Irradiés d’Épinal : le rapport qui accable le service de radiothérapie

Un rapport de la Chambre régionale des comptes de Lorraine, publié mardi en exclusivité par L’Est républicain , dévoile de nouveaux dysfonctionnements à l’hôpital Jean-Monnet d’Épinal, dans les Vosges, où au moins 5.500 patients ont été surirradiés entre 1987 et 2006. Ce document révèle que le service de radiothérapie fonctionnait "de façon presque autonome, quasi autarcique", sans contrôle de la direction de l’établissement, du moins entre 2001 et 2006. "Aucun contrôle administratif" n’existait notamment sur les admissions, effectuées par deux secrétaires dépendant "des seuls médecins" du service, épingle le rapport.

"Lors de la déclaration aux autorités de tutelle relative aux 23 patients surirradiés le 16 septembre 2005, la directrice (de l’hôpital) ne connaissait pas les identités desdits patients", affirme la chambre régionale des comptes. La directrice "a tenté en vain de mettre fin à cette situation", mais "sa tentative s’est heurtée à l’hostilité des médecins", note le rapport.

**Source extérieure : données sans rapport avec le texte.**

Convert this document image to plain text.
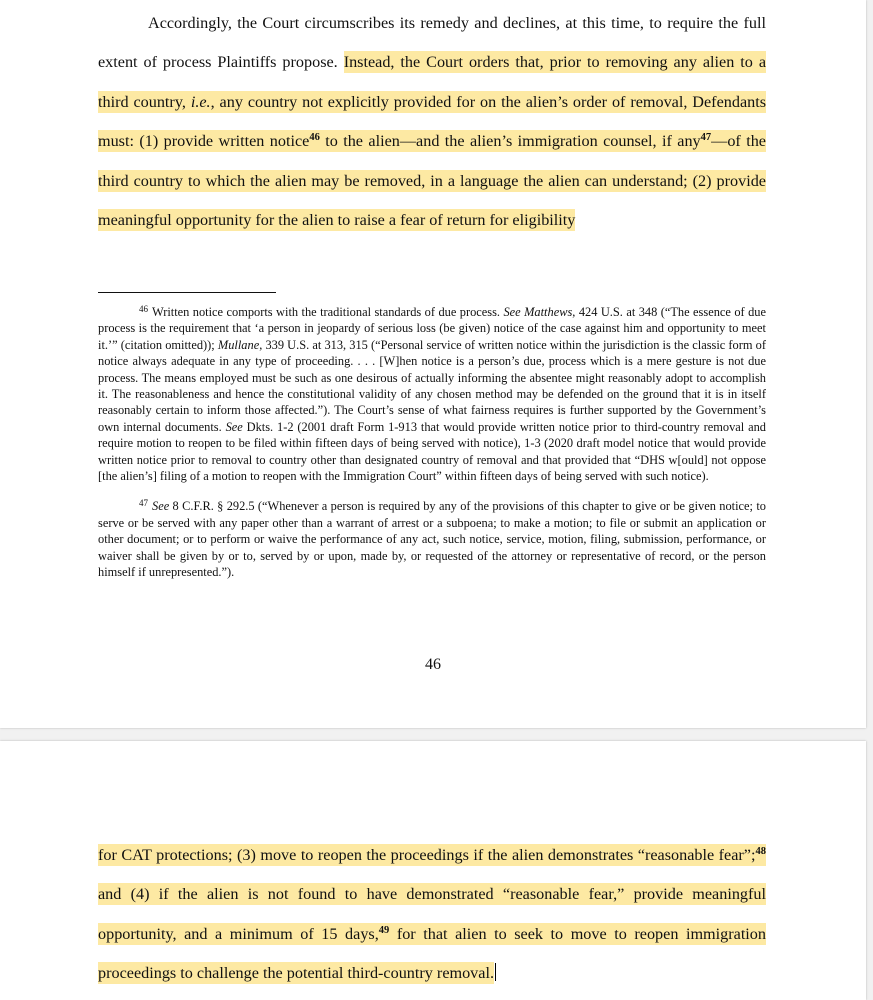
Accordingly, the Court circumscribes its remedy and declines, at this time, to require the full extent of process Plaintiffs propose. Instead, the Court orders that, prior to removing any alien to a third country, i.e., any country not explicitly provided for on the alien’s order of removal, Defendants must: (1) provide written notice$^{46}$ to the alien—and the alien’s immigration counsel, if any$^{47}$—of the third country to which the alien may be removed, in a language the alien can understand; (2) provide meaningful opportunity for the alien to raise a fear of return for eligibility

$^{46}$ Written notice comports with the traditional standards of due process. See Matthews, 424 U.S. at 348 (“The essence of due process is the requirement that ‘a person in jeopardy of serious loss (be given) notice of the case against him and opportunity to meet it.’” (citation omitted)); Mullane, 339 U.S. at 313, 315 (“Personal service of written notice within the jurisdiction is the classic form of notice always adequate in any type of proceeding. . . . [W]hen notice is a person’s due, process which is a mere gesture is not due process. The means employed must be such as one desirous of actually informing the absentee might reasonably adopt to accomplish it. The reasonableness and hence the constitutional validity of any chosen method may be defended on the ground that it is in itself reasonably certain to inform those affected.”). The Court’s sense of what fairness requires is further supported by the Government’s own internal documents. See Dkts. 1-2 (2001 draft Form 1-913 that would provide written notice prior to third-country removal and require motion to reopen to be filed within fifteen days of being served with notice), 1-3 (2020 draft model notice that would provide written notice prior to removal to country other than designated country of removal and that provided that “DHS w[ould] not oppose [the alien’s] filing of a motion to reopen with the Immigration Court” within fifteen days of being served with such notice).

$^{47}$ See 8 C.F.R. § 292.5 (“Whenever a person is required by any of the provisions of this chapter to give or be given notice; to serve or be served with any paper other than a warrant of arrest or a subpoena; to make a motion; to file or submit an application or other document; or to perform or waive the performance of any act, such notice, service, motion, filing, submission, performance, or waiver shall be given by or to, served by or upon, made by, or requested of the attorney or representative of record, or the person himself if unrepresented.”).

46

for CAT protections; (3) move to reopen the proceedings if the alien demonstrates “reasonable fear”;$^{48}$ and (4) if the alien is not found to have demonstrated “reasonable fear,” provide meaningful opportunity, and a minimum of 15 days,$^{49}$ for that alien to seek to move to reopen immigration proceedings to challenge the potential third-country removal.
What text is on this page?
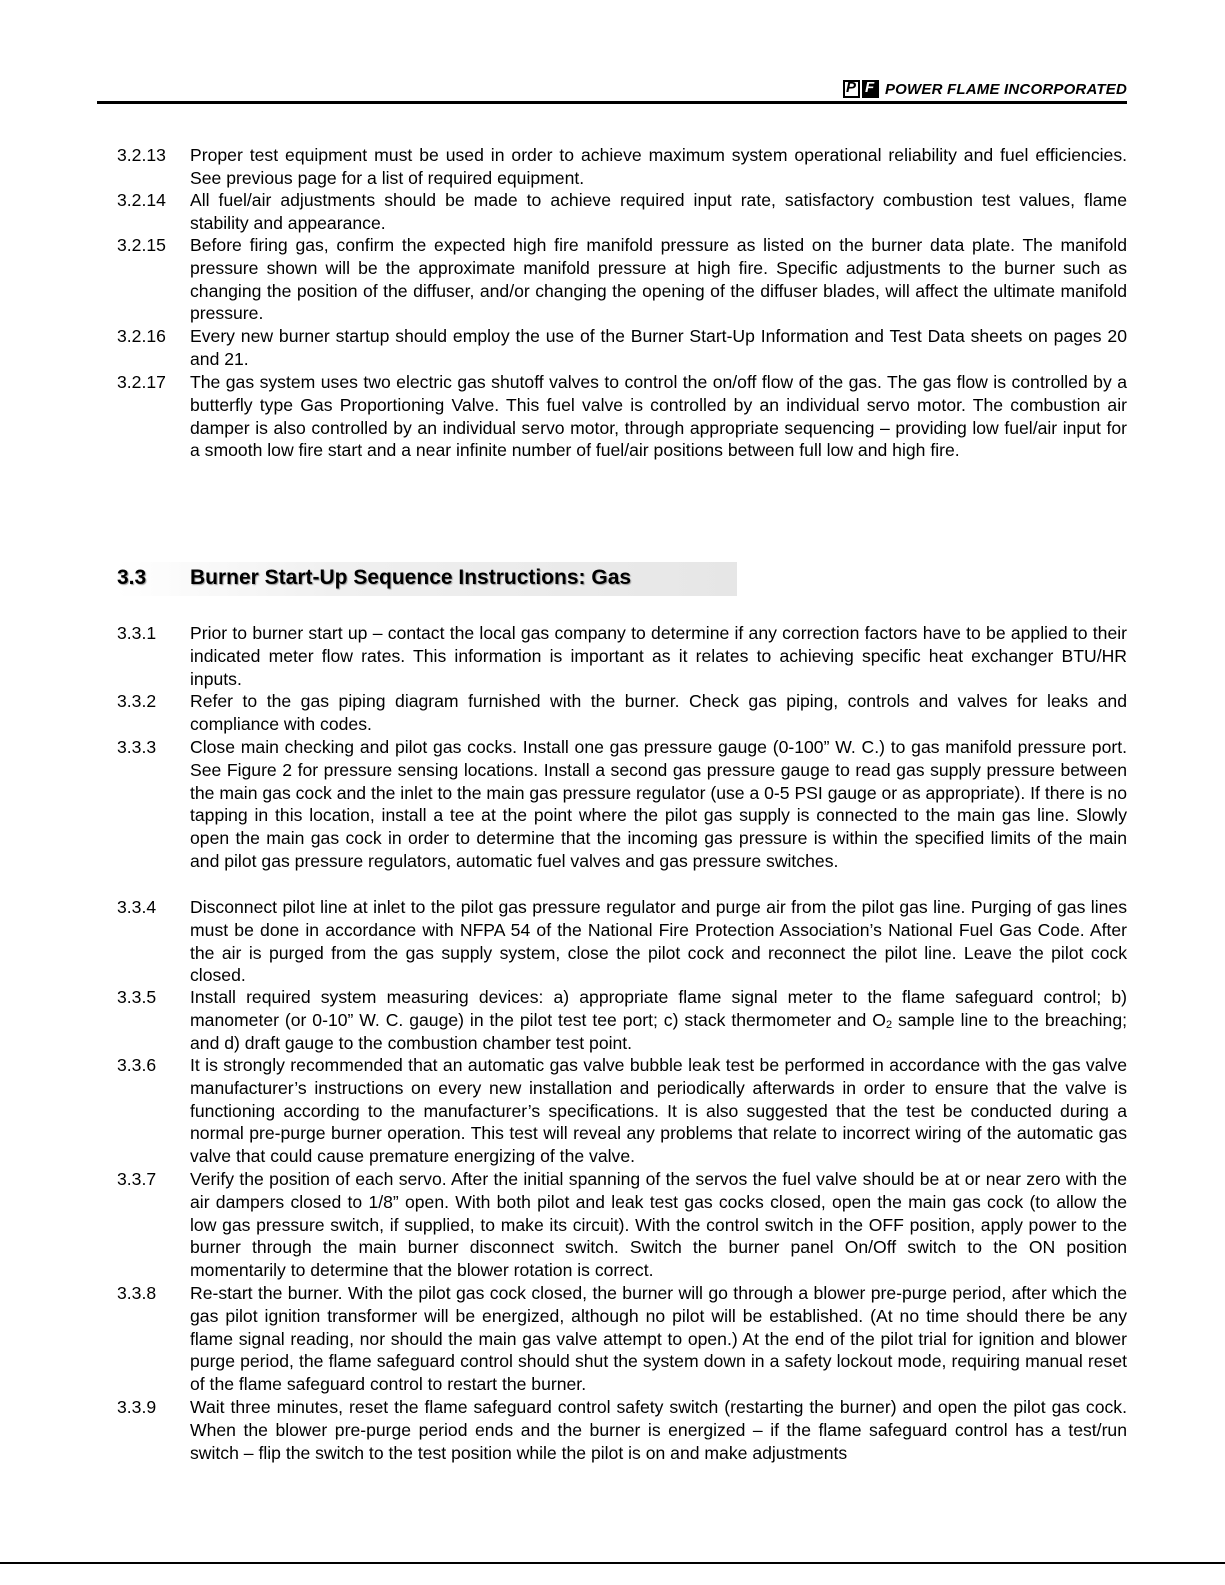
P F POWER FLAME INCORPORATED
3.2.13 Proper test equipment must be used in order to achieve maximum system operational reliability and fuel efficiencies. See previous page for a list of required equipment.
3.2.14 All fuel/air adjustments should be made to achieve required input rate, satisfactory combustion test values, flame stability and appearance.
3.2.15 Before firing gas, confirm the expected high fire manifold pressure as listed on the burner data plate. The manifold pressure shown will be the approximate manifold pressure at high fire. Specific adjustments to the burner such as changing the position of the diffuser, and/or changing the opening of the diffuser blades, will affect the ultimate manifold pressure.
3.2.16 Every new burner startup should employ the use of the Burner Start-Up Information and Test Data sheets on pages 20 and 21.
3.2.17 The gas system uses two electric gas shutoff valves to control the on/off flow of the gas. The gas flow is controlled by a butterfly type Gas Proportioning Valve. This fuel valve is controlled by an individual servo motor. The combustion air damper is also controlled by an individual servo motor, through appropriate sequencing – providing low fuel/air input for a smooth low fire start and a near infinite number of fuel/air positions between full low and high fire.
3.3 Burner Start-Up Sequence Instructions: Gas
3.3.1 Prior to burner start up – contact the local gas company to determine if any correction factors have to be applied to their indicated meter flow rates. This information is important as it relates to achieving specific heat exchanger BTU/HR inputs.
3.3.2 Refer to the gas piping diagram furnished with the burner. Check gas piping, controls and valves for leaks and compliance with codes.
3.3.3 Close main checking and pilot gas cocks. Install one gas pressure gauge (0-100” W. C.) to gas manifold pressure port. See Figure 2 for pressure sensing locations. Install a second gas pressure gauge to read gas supply pressure between the main gas cock and the inlet to the main gas pressure regulator (use a 0-5 PSI gauge or as appropriate). If there is no tapping in this location, install a tee at the point where the pilot gas supply is connected to the main gas line. Slowly open the main gas cock in order to determine that the incoming gas pressure is within the specified limits of the main and pilot gas pressure regulators, automatic fuel valves and gas pressure switches.
3.3.4 Disconnect pilot line at inlet to the pilot gas pressure regulator and purge air from the pilot gas line. Purging of gas lines must be done in accordance with NFPA 54 of the National Fire Protection Association’s National Fuel Gas Code. After the air is purged from the gas supply system, close the pilot cock and reconnect the pilot line. Leave the pilot cock closed.
3.3.5 Install required system measuring devices: a) appropriate flame signal meter to the flame safeguard control; b) manometer (or 0-10” W. C. gauge) in the pilot test tee port; c) stack thermometer and $O_2$ sample line to the breaching; and d) draft gauge to the combustion chamber test point.
3.3.6 It is strongly recommended that an automatic gas valve bubble leak test be performed in accordance with the gas valve manufacturer’s instructions on every new installation and periodically afterwards in order to ensure that the valve is functioning according to the manufacturer’s specifications. It is also suggested that the test be conducted during a normal pre-purge burner operation. This test will reveal any problems that relate to incorrect wiring of the automatic gas valve that could cause premature energizing of the valve.
3.3.7 Verify the position of each servo. After the initial spanning of the servos the fuel valve should be at or near zero with the air dampers closed to 1/8” open. With both pilot and leak test gas cocks closed, open the main gas cock (to allow the low gas pressure switch, if supplied, to make its circuit). With the control switch in the OFF position, apply power to the burner through the main burner disconnect switch. Switch the burner panel On/Off switch to the ON position momentarily to determine that the blower rotation is correct.
3.3.8 Re-start the burner. With the pilot gas cock closed, the burner will go through a blower pre-purge period, after which the gas pilot ignition transformer will be energized, although no pilot will be established. (At no time should there be any flame signal reading, nor should the main gas valve attempt to open.) At the end of the pilot trial for ignition and blower purge period, the flame safeguard control should shut the system down in a safety lockout mode, requiring manual reset of the flame safeguard control to restart the burner.
3.3.9 Wait three minutes, reset the flame safeguard control safety switch (restarting the burner) and open the pilot gas cock. When the blower pre-purge period ends and the burner is energized – if the flame safeguard control has a test/run switch – flip the switch to the test position while the pilot is on and make adjustments
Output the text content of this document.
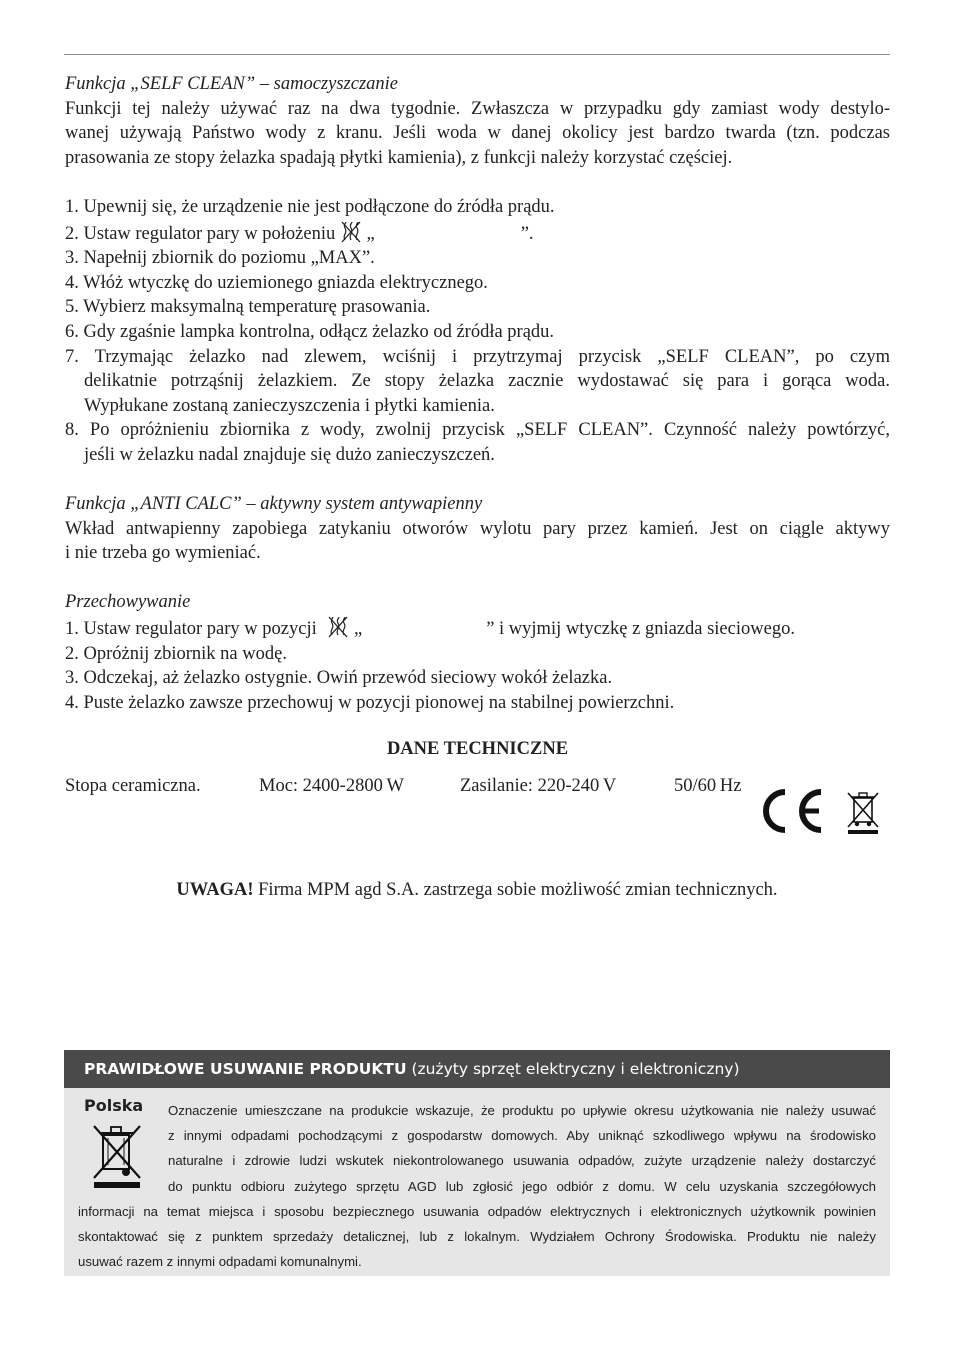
Funkcja „SELF CLEAN” – samoczyszczanie
Funkcji tej należy używać raz na dwa tygodnie. Zwłaszcza w przypadku gdy zamiast wody destylo-
wanej używają Państwo wody z kranu. Jeśli woda w danej okolicy jest bardzo twarda (tzn. podczas
prasowania ze stopy żelazka spadają płytki kamienia), z funkcji należy korzystać częściej.
1. Upewnij się, że urządzenie nie jest podłączone do źródła prądu.
2. Ustaw regulator pary w położeniu „	”.
3. Napełnij zbiornik do poziomu „MAX”.
4. Włóż wtyczkę do uziemionego gniazda elektrycznego.
5. Wybierz maksymalną temperaturę prasowania.
6. Gdy zgaśnie lampka kontrolna, odłącz żelazko od źródła prądu.
7. Trzymając żelazko nad zlewem, wciśnij i przytrzymaj przycisk „SELF CLEAN”, po czym
delikatnie potrząśnij żelazkiem. Ze stopy żelazka zacznie wydostawać się para i gorąca woda.
Wypłukane zostaną zanieczyszczenia i płytki kamienia.
8. Po opróżnieniu zbiornika z wody, zwolnij przycisk „SELF CLEAN”. Czynność należy powtórzyć,
jeśli w żelazku nadal znajduje się dużo zanieczyszczeń.
Funkcja „ANTI CALC” – aktywny system antywapienny
Wkład antwapienny zapobiega zatykaniu otworów wylotu pary przez kamień. Jest on ciągle aktywy
i nie trzeba go wymieniać.
Przechowywanie
1. Ustaw regulator pary w pozycji „	” i wyjmij wtyczkę z gniazda sieciowego.
2. Opróżnij zbiornik na wodę.
3. Odczekaj, aż żelazko ostygnie. Owiń przewód sieciowy wokół żelazka.
4. Puste żelazko zawsze przechowuj w pozycji pionowej na stabilnej powierzchni.
DANE TECHNICZNE
Stopa ceramiczna.	Moc: 2400-2800 W	Zasilanie: 220-240 V	50/60 Hz
UWAGA! Firma MPM agd S.A. zastrzega sobie możliwość zmian technicznych.
PRAWIDŁOWE USUWANIE PRODUKTU (zużyty sprzęt elektryczny i elektroniczny)
Oznaczenie umieszczane na produkcie wskazuje, że produktu po upływie okresu użytkowania nie należy usuwać
z innymi odpadami pochodzącymi z gospodarstw domowych. Aby uniknąć szkodliwego wpływu na środowisko
naturalne i zdrowie ludzi wskutek niekontrolowanego usuwania odpadów, zużyte urządzenie należy dostarczyć
do punktu odbioru zużytego sprzętu AGD lub zgłosić jego odbiór z domu. W celu uzyskania szczegółowych
informacji na temat miejsca i sposobu bezpiecznego usuwania odpadów elektrycznych i elektronicznych użytkownik powinien
skontaktować się z punktem sprzedaży detalicznej, lub z lokalnym. Wydziałem Ochrony Środowiska. Produktu nie należy
usuwać razem z innymi odpadami komunalnymi.
Polska
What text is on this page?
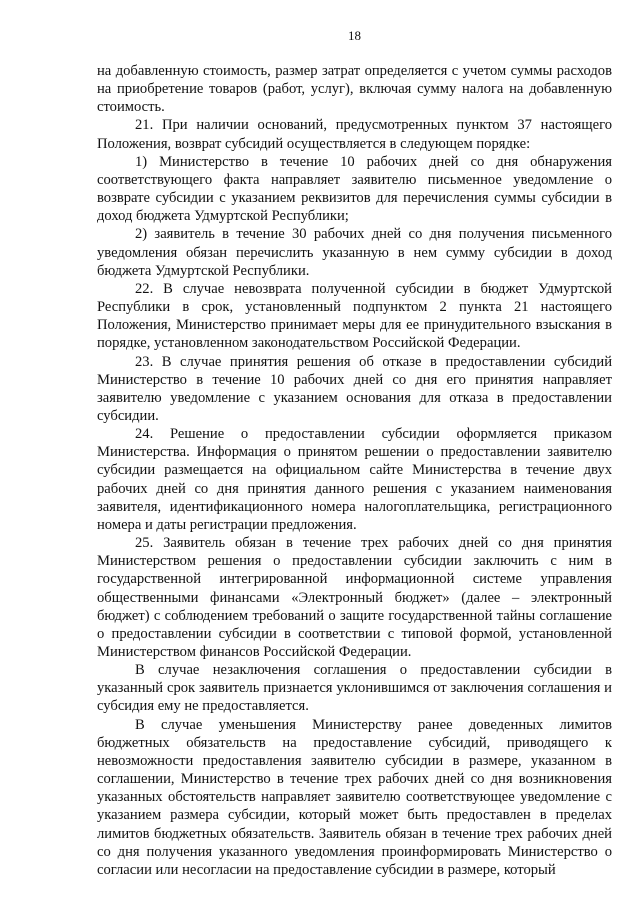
18

на добавленную стоимость, размер затрат определяется с учетом суммы расходов на приобретение товаров (работ, услуг), включая сумму налога на добавленную стоимость.

21. При наличии оснований, предусмотренных пунктом 37 настоящего Положения, возврат субсидий осуществляется в следующем порядке:

1) Министерство в течение 10 рабочих дней со дня обнаружения соответствующего факта направляет заявителю письменное уведомление о возврате субсидии с указанием реквизитов для перечисления суммы субсидии в доход бюджета Удмуртской Республики;

2) заявитель в течение 30 рабочих дней со дня получения письменного уведомления обязан перечислить указанную в нем сумму субсидии в доход бюджета Удмуртской Республики.

22. В случае невозврата полученной субсидии в бюджет Удмуртской Республики в срок, установленный подпунктом 2 пункта 21 настоящего Положения, Министерство принимает меры для ее принудительного взыскания в порядке, установленном законодательством Российской Федерации.

23. В случае принятия решения об отказе в предоставлении субсидий Министерство в течение 10 рабочих дней со дня его принятия направляет заявителю уведомление с указанием основания для отказа в предоставлении субсидии.

24. Решение о предоставлении субсидии оформляется приказом Министерства. Информация о принятом решении о предоставлении заявителю субсидии размещается на официальном сайте Министерства в течение двух рабочих дней со дня принятия данного решения с указанием наименования заявителя, идентификационного номера налогоплательщика, регистрационного номера и даты регистрации предложения.

25. Заявитель обязан в течение трех рабочих дней со дня принятия Министерством решения о предоставлении субсидии заключить с ним в государственной интегрированной информационной системе управления общественными финансами «Электронный бюджет» (далее – электронный бюджет) с соблюдением требований о защите государственной тайны соглашение о предоставлении субсидии в соответствии с типовой формой, установленной Министерством финансов Российской Федерации.

В случае незаключения соглашения о предоставлении субсидии в указанный срок заявитель признается уклонившимся от заключения соглашения и субсидия ему не предоставляется.

В случае уменьшения Министерству ранее доведенных лимитов бюджетных обязательств на предоставление субсидий, приводящего к невозможности предоставления заявителю субсидии в размере, указанном в соглашении, Министерство в течение трех рабочих дней со дня возникновения указанных обстоятельств направляет заявителю соответствующее уведомление с указанием размера субсидии, который может быть предоставлен в пределах лимитов бюджетных обязательств. Заявитель обязан в течение трех рабочих дней со дня получения указанного уведомления проинформировать Министерство о согласии или несогласии на предоставление субсидии в размере, который
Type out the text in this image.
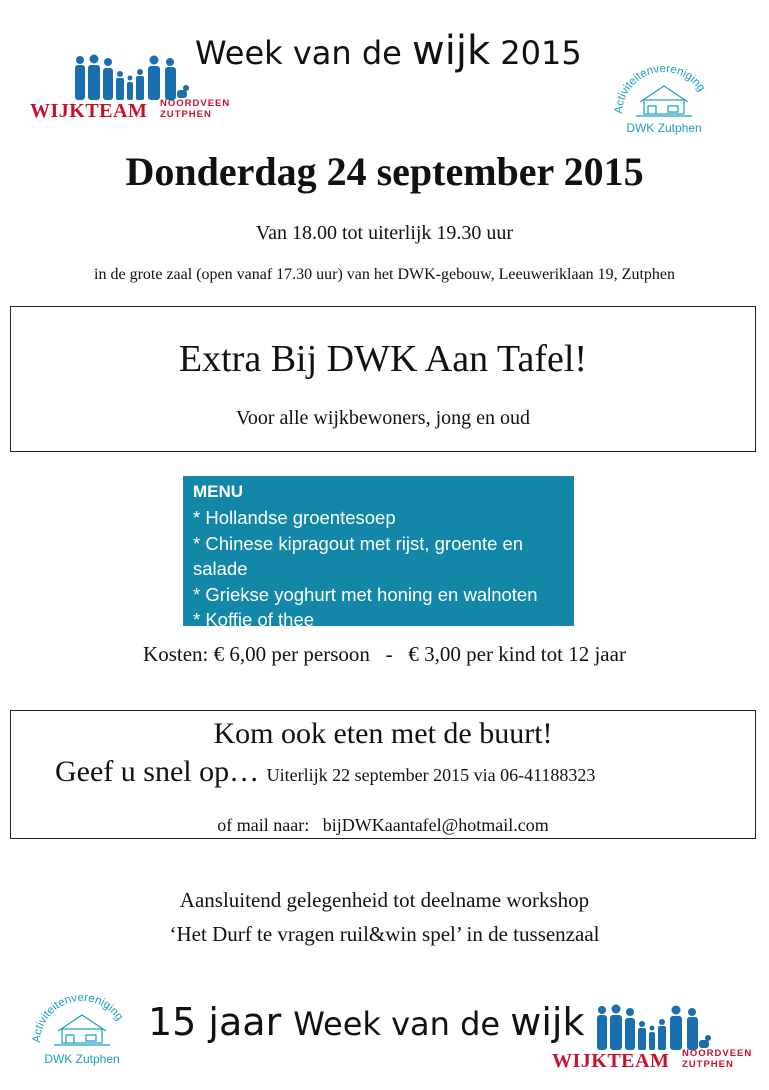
Week van de wijk 2015
WIJKTEAM NOORDVEEN
ZUTPHEN	Activiteitenvereniging
DWK Zutphen
Donderdag 24 september 2015
Van 18.00 tot uiterlijk 19.30 uur
in de grote zaal (open vanaf 17.30 uur) van het DWK-gebouw, Leeuweriklaan 19, Zutphen
Extra Bij DWK Aan Tafel!
Voor alle wijkbewoners, jong en oud
MENU
* Hollandse groentesoep
* Chinese kipragout met rijst, groente en salade
* Griekse yoghurt met honing en walnoten
* Koffie of thee
Kosten: € 6,00 per persoon   -   € 3,00 per kind tot 12 jaar
Kom ook eten met de buurt!
Geef u snel op… Uiterlijk 22 september 2015 via 06-41188323
of mail naar:   bijDWKaantafel@hotmail.com
Aansluitend gelegenheid tot deelname workshop
‘Het Durf te vragen ruil&win spel’ in de tussenzaal
Activiteitenvereniging
DWK Zutphen
15 jaar Week van de wijk
WIJKTEAM NOORDVEEN
ZUTPHEN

La direction de l’hôpital n’avait en outre "ni la maîtrise de l’activité privée (des médecins) du service ni les moyens d’en mesurer son véritable niveau". En 2002, "aucun chiffre" concernant l’activité libérale de la radiothérapie n’a pu être produit, au motif que "la commission de l’activité libérale", pourtant présidée par le chef du service de radiothérapie, ne s’était "pas réunie".

Illégalité totale

En 2005, le service de radiothérapie d’Épinal était même "dans l’illégalité totale" avec un seul radiophysicien, au lieu de deux, qui de plus travaillait en parallèle dans une polyclinique le rémunérant alors qu’il était "contractuel à temps plein" de l’hôpital. Celui-ci était donc souvent absent et des patients étaient irradiés en l’absence d’un radiophysicien, ce que le règlement interdit formellement d’après L’Est républicain . L’hôpital Jean-Monnet, pour mettre fin à cette situation, avait alors proposé un rapprochement avec le centre anticancéreux Alexis-Vautrin de Nancy, que celui-ci avait accepté. Mais l’agence régionale de l’hospitalisation (ARH) de Lorraine n’avait, selon le rapport, pas donné de suite à ce projet.

Le rapport de la chambre régionale des comptes relève une série de dérapages qui ont abouti au plus grave accident de radiothérapie recensé en France à ce jour . Au moins 5.500 personnes ont été victimes de surirradiation au centre hospitalier Jean-Monnet entre 1987 et 2006. Parmi ces victimes, 24 ont été très fortement irradiées pendant le traitement d’un cancer de la prostate entre mai 2004 et août 2005. Cinq d’entre elles sont décédées des suites de surdoses. Le document insiste notamment sur "l’absence de stratégie planifiée, de mise à niveau des équipements ou de leur renouvellement" et sur "l’absence de communication" avec la direction de l’établissement hospitalier.

"On connaissait jusqu’à aujourd’hui les fautes médicales qui avaient été commises. Grâce à ce rapport, on sait désormais qu’il n’y avait aucun contrôle non plus sur le plan administratif. (...) Cela explique le fait que ces prétendus médecins aient pu agir pendant 20 ans sans jamais être sanctionnés", relève Me Gérard Welzer, avocat de l’Association des surirradiés d’Épinal . Après avoir pris connaissance de ce document, l’avocat a décidé d’envoyer un courrier au juge d’instruction en charge du dossier pour qu’il se saisisse de ce rapport.

Sept mises en examen

Sept mises en examen ont été prononcées par les juges du pôle de santé publique du tribunal de grande instance de Paris. Les deux radiothérapeutes et le radiophysicien ont été mis en examen fin mai pour "homicides involontaires" et "blessures involontaires ayant entraîné une interruption temporaire de travail de plus de trois mois". L’ancienne directrice de l’hôpital l’est aussi de son côté pour "non-assistance à personne en danger". Quant à l’ancien directeur de l’agence régionale de l’hospitalisation (ARH) de Lorraine et à l’ancienne directrice de la DDASS des Vosges, ils ont été mis en examen pour "omission de porter secours" .

Le radiothérapeute, chef de service, a été révoqué en mai par la ministre de la Santé Roselyne Bachelot , mais il compte faire appel de cette décision selon les dires de son avocat. L’autre praticien a écopé d’un blâme. Le rapport de la chambre régionale des comptes, qui comporte une cinquantaine de pages, a été remis à l’actuel directeur de l’hôpital d’Épinal et doit être rendu public dans les prochains jours.